File c:\Users\xxxx\AppData\Local\Programs\Python\Python310\lib\site-packages\keras\initializers\initializers.py:265, in Constant.__call__(self, shape, dtype, **kwargs)
    261 if layout:
    262     return utils.call_with_layout(
    263         tf.constant, layout, self.value, shape=shape, dtype=dtype
    264     )
--> 265 return tf.constant(self.value, dtype=_get_dtype(dtype), shape=shape)

TypeError: Eager execution of tf.constant with unsupported shape. Tensor [[1. 1. 1.]
 [1. 1. 1.]
 [1. 1. 1.]] (converted from [[1 1 1]
 [1 1 1]
 [1 1 1]]) has 9 elements, but got `shape` (3, 3, 1, 3) with 27 elements).

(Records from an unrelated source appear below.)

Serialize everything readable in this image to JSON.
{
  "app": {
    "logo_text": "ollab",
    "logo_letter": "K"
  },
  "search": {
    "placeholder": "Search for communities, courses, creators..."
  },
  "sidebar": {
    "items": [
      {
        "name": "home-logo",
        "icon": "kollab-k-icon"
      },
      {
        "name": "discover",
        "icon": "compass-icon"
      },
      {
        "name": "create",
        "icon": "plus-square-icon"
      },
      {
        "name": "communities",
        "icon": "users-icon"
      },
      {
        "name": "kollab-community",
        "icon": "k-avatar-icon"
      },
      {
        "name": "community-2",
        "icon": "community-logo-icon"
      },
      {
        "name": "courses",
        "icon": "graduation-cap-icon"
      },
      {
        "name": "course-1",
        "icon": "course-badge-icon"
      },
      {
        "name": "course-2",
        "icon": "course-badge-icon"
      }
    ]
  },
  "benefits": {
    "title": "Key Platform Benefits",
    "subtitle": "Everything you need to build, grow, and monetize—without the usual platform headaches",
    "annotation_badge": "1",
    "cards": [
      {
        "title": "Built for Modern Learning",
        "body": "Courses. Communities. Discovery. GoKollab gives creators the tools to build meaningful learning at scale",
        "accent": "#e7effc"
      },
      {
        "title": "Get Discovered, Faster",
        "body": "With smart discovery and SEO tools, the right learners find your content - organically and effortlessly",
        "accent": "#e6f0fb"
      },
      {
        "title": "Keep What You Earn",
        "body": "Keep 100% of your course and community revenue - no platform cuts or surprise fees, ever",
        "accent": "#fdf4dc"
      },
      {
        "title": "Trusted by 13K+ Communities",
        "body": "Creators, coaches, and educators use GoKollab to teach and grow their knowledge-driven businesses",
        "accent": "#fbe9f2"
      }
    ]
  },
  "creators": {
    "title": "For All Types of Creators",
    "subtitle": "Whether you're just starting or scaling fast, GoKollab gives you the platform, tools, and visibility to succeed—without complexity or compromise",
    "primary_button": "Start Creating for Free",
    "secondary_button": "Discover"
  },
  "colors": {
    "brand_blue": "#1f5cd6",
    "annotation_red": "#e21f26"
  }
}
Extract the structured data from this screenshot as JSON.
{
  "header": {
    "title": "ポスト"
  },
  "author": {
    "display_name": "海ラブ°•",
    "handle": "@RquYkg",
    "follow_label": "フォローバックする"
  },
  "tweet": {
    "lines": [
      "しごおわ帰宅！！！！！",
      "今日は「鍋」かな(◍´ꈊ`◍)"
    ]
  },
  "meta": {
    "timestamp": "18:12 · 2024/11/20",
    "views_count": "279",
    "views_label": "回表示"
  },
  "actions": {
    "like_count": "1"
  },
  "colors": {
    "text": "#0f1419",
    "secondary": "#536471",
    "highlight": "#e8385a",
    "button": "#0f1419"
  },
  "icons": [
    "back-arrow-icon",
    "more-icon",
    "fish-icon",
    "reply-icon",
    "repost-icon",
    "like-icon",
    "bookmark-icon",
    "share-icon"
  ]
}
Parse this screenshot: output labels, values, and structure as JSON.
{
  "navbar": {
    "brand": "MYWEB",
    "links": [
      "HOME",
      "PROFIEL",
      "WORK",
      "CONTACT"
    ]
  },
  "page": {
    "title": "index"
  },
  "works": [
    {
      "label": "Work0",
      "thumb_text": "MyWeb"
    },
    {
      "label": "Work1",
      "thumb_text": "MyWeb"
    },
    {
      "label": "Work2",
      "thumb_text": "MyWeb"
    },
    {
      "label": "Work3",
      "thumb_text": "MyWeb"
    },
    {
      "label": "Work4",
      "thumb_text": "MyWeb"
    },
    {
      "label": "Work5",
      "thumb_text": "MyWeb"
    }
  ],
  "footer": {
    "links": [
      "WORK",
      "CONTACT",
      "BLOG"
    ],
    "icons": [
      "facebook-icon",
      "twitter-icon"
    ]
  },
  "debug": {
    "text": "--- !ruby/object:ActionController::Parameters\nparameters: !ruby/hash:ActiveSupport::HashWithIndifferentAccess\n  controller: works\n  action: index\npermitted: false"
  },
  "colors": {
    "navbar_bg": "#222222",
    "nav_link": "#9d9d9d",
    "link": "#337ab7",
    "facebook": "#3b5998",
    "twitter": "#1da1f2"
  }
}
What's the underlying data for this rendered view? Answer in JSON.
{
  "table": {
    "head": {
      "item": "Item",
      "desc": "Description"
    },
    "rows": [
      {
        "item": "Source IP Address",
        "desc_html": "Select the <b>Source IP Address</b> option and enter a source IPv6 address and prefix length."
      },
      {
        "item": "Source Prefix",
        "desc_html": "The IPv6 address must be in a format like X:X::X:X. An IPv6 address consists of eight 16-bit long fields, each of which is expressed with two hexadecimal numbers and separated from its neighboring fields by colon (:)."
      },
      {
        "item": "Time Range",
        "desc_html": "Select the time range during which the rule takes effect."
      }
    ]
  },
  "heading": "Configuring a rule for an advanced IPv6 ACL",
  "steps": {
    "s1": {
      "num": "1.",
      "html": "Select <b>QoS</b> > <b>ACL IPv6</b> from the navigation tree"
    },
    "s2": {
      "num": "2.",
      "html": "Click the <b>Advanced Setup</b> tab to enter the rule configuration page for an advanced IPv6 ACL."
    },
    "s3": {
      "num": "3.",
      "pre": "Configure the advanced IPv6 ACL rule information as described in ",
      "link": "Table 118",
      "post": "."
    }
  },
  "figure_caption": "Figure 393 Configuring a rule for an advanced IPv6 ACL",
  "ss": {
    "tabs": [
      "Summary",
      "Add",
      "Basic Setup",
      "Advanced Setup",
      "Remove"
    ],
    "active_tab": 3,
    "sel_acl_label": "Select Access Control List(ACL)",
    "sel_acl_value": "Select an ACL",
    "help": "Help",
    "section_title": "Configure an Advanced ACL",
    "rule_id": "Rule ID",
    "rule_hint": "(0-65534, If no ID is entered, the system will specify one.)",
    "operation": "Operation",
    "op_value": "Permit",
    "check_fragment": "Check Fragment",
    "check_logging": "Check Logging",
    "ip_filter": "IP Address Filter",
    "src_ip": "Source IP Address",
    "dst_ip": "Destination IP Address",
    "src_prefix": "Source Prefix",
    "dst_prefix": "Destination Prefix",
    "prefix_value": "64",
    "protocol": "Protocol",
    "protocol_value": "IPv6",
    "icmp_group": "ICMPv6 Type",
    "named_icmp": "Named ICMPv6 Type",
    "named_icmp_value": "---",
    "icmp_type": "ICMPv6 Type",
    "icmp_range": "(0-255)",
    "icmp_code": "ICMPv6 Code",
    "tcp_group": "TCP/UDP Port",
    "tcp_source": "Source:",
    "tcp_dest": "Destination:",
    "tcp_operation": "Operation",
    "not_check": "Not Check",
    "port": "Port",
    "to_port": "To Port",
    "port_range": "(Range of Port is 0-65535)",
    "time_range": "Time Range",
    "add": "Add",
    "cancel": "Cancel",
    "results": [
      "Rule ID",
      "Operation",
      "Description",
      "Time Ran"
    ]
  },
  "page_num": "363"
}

I have no idea where the mistake is. I have tried to change the input shape but still didn't work anymore. What did I miss?


Solution

  • From this part of your code:

    y = tf.keras.layers.Conv2D(
        3, kernel_array.shape,
    ...
    

    We see that you're trying to do a convolution with a kernel with shape (3, 3), with 3 filters. What this means is that in your output, you'll end up with 3 channels. However, we see from x.shape the input has 1 channel. So our kernel has to handle convolving across the image in 3x3 windows, going from 1 channel to 3 channels. Bringing this all together, this is why we have the shape (3, 3, 1, 3).

    In other words, this is what a kernel should look like for a 2D convolution in Tensorflow: (kernel_x, kernel_y, input_channels, output_channels).

    Maybe try thinking about it like this: if your kernel doesn't have those last 3 dimensions handling output channels, then when you convolve, how does it go from 1 channel to 3? The only logical possibility might be producing the same 3 channels using the same kernel 3 times... but that doesn't really make sense.

    So there are a few things you can do:

    1. Have a kernel initializer with the right shape (account for kernel shape, input channels, and output channels)
    # kernel
    kernel_array = np.ones((3, 3, 1, 3))
    kernel = tf.keras.initializers.Constant(kernel_array)
    
    1. Change the number of output channels
    y = tf.keras.layers.Conv2D(
        1, (3, 3), padding="same", strides=(1, 1),
        kernel_initializer=kernel,
        input_shape=input_shape[1:])(x)
    
    1. Ignore shape when initializing and change how the convolution is performed:
    # kernel
    kernel = tf.keras.initializers.Constant(1.)
    ...
    y = tf.keras.layers.Conv2D(
        3, (3, 3), padding="same", strides=(1, 1),
        kernel_initializer=kernel,
        input_shape=input_shape[1:])(x)
    

    Depending on what your end goal is and what flexibility you want with your operations, each of these solutions will provide viable results.